L’étude décrit, à travers une méthode de comptabilité écologique, comment les entreprises doivent contribuer à un désendettement climatique global au-delà des marchés volontaires du carbone, et, à travers leurs processus organisationnels, aborde les niveaux de redevabilité sur les différents périmètres des sources d’émission (scopes 1, 2, 3).
Enseignements
L’étude montre que les crédits carbone et les marchés volontaires du carbone sont déconnectés des réalités climatiques et organisationnelles. L’ouverture de la « boîte noire » des MVC montre que derrière cette dénomination se cachent plusieurs conceptions de ces instruments, et donc plusieurs façons de les utiliser et de les comptabiliser au sein des entreprises. De plus, ces outils utilisés par les entreprises ne sont pas articulés aux objectifs des politiques climatiques nationales ou internationales : ils ne permettent donc pas de piloter la progression vers une trajectoire bas-carbone globale.

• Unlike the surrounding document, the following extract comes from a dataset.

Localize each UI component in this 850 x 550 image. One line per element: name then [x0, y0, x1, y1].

Pour reconnecter ces instruments aux politiques climatiques, ces marchés doivent être pensés en dehors du cadre conceptuel néoclassique qui a vu naître les autres outils de gestion du carbone. L’étude propose des principes pour réorganiser ces marchés autour d’une approche « gestionnaire » (en mobilisant notamment le cadre de comptabilité et de gestion écologique C.A.R.E.), qui permet de penser des MVC au service du respect des budgets carbone répartis entre entreprises, à partir du budget carbone global défini par le GIEC. Elle donne ainsi un sens théorique et opérationnel à la séquence « éviter/réduire/compenser » et à l’usage de la compensation sur les « émissions résiduelles ».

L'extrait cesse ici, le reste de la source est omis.